6 de junio de 2014
Prodigios, padres, policías (y 3)
Si la primera parte de Chatterton se concentra en lo que el tiempo hace con el amor (o viceversa), la segunda parte se ocupa de lo que el tiempo hace con el trabajo. De explotación laboral. De pura y podrida juventud. «Yo canto a los elementos de opresión», ironiza Medel. Hay dinero en sus versos, que no temen ensuciarse para brillar más lejos. Hay dinero en su lírica, en la lírica trágica de no tener dinero.

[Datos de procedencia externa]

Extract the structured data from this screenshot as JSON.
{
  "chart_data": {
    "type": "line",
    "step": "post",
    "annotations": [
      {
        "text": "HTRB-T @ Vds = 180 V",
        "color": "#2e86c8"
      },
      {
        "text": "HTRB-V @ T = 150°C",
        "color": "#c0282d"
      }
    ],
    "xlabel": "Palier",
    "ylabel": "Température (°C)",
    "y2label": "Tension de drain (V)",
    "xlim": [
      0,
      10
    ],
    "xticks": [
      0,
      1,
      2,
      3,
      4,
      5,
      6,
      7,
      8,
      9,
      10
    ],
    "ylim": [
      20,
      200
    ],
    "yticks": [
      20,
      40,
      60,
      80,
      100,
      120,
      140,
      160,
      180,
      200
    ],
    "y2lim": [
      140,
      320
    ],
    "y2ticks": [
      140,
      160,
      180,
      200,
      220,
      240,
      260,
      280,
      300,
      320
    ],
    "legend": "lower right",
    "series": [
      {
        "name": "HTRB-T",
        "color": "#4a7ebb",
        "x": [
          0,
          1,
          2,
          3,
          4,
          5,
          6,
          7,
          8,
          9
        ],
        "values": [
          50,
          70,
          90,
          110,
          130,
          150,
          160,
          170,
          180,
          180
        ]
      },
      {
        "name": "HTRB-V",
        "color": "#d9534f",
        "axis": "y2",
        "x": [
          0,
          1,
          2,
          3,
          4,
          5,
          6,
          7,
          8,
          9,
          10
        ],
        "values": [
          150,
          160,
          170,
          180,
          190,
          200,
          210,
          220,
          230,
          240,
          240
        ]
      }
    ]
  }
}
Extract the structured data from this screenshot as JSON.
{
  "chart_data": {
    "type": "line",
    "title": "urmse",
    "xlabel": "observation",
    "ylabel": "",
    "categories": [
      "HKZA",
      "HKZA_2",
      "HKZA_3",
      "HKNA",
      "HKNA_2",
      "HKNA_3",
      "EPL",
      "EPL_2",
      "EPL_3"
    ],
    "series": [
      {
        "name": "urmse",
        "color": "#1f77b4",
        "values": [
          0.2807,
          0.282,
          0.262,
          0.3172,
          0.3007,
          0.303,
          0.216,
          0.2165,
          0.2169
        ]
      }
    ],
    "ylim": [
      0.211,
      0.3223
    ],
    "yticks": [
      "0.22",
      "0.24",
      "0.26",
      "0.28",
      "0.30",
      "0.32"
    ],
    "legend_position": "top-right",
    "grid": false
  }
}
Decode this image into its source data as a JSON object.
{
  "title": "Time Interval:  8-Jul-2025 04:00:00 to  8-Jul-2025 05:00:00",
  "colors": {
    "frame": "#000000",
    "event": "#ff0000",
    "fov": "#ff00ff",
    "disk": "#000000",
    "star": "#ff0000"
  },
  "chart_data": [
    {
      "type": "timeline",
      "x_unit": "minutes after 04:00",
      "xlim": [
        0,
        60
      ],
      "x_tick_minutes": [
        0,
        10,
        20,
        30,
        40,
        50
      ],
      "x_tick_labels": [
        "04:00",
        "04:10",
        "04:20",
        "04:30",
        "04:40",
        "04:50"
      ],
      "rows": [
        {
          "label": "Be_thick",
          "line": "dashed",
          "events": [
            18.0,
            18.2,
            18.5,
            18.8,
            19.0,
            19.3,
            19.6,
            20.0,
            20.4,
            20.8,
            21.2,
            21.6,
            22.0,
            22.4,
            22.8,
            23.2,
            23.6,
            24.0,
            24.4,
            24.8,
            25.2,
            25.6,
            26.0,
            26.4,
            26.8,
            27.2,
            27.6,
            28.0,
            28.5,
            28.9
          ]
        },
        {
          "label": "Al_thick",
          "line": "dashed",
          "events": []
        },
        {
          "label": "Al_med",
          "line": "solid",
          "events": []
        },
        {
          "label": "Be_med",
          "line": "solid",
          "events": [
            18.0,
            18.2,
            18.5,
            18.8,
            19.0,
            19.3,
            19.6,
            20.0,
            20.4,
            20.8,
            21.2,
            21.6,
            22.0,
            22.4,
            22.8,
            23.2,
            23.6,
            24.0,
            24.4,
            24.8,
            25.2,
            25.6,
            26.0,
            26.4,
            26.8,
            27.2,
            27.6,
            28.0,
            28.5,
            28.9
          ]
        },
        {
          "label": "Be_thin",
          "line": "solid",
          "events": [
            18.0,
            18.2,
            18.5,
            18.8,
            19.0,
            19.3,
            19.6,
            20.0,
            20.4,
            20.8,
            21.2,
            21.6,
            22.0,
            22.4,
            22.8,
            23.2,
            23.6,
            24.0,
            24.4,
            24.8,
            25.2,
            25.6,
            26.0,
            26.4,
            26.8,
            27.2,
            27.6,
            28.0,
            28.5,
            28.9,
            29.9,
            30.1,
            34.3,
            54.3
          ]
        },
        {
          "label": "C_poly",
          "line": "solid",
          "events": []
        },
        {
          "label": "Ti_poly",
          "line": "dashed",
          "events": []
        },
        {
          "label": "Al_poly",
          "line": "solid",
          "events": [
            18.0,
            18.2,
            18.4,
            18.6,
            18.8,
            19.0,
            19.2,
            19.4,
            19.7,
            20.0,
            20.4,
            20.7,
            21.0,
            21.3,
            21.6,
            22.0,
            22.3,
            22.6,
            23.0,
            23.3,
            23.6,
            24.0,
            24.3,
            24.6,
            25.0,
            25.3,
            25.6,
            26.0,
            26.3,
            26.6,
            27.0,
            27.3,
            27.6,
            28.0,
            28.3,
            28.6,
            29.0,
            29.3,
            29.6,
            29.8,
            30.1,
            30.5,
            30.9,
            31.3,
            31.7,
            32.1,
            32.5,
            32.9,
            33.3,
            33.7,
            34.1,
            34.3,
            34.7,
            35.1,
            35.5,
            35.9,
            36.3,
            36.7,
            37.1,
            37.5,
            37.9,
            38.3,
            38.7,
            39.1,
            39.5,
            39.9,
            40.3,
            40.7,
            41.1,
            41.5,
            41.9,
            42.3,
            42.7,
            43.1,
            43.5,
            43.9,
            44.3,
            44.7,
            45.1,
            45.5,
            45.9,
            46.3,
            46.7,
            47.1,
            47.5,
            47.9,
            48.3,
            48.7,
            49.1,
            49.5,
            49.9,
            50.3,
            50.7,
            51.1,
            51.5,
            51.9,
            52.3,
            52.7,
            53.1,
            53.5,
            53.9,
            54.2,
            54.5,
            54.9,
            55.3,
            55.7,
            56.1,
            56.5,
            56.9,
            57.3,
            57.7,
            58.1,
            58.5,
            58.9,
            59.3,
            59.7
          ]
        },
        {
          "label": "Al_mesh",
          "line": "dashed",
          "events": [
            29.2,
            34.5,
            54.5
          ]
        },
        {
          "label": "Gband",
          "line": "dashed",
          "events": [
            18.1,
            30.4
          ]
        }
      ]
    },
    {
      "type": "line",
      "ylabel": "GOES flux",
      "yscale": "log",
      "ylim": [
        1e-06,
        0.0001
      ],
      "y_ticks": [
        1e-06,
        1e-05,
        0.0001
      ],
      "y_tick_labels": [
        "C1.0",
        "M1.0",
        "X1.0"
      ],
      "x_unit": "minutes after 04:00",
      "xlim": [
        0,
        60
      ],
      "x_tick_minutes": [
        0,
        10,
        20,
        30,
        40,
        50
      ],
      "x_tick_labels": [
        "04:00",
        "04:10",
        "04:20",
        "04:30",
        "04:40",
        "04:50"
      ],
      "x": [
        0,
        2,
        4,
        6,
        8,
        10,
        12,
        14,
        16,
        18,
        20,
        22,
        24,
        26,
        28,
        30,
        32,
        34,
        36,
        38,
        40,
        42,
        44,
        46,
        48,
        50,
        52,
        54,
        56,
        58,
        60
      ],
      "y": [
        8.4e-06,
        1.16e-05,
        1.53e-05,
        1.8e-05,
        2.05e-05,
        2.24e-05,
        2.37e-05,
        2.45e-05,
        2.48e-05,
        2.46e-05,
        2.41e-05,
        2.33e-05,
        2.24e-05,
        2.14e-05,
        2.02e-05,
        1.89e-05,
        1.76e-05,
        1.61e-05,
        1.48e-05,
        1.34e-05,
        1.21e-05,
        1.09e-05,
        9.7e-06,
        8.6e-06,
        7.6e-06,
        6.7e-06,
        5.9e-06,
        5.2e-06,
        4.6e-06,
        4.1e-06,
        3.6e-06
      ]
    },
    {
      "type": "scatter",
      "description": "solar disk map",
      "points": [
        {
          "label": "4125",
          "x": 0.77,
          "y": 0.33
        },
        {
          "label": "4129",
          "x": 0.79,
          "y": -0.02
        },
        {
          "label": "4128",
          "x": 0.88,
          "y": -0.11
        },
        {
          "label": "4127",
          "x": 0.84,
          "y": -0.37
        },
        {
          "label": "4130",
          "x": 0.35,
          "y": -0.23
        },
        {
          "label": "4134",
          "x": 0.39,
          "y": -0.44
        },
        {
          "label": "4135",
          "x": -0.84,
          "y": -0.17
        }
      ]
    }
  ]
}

Se trata de un libro maduro, más allá de que nos hable de la maduración, porque aquí la edad es un experimento con las metamorfosis del tono: el dolor de crecer, la sátira del crecimiento y la celebración de haber crecido. A lo largo de sus tres secciones vemos a este libro cumplir años. No por heterogéneo o tentativo, sino porque ese es el relato que propone. Así puede enmarcarse el último poema, que describe a una antigua compañera de infancia de la autora, ahora madre de dos niños, viajando en el asiento de un autobús que funciona como el lugar de una mujer que ha perpetuado su rol tradicional. No parece del todo casual que esa ex compañera se llame Virginia. De este modo, el libro se desplaza desde el hogar heredado, el imperativo de la pareja y la misión de la maternidad hacia una soledad agridulce, la lucidez individual y la solidaridad de género (o sororidad, tal como la autora gusta llamarla). Algo similar sucede en el poema dedicado a su hermana. Son versos inter pares, sin parto. Estamos ante una poeta de estirpe, a semejanza de aquellas mujeres «con el corazón biodegradable» a las que aludía su anterior libro, Tara. A Elena Medel muchos la han visto como una hija. Pero es toda una matriarca. Vía útero soltero de la gran mamá Szymborska, va a parirnos a todos. El tiempo le ha servido. Nada más alto puede decirse de alguien que vive y escribe.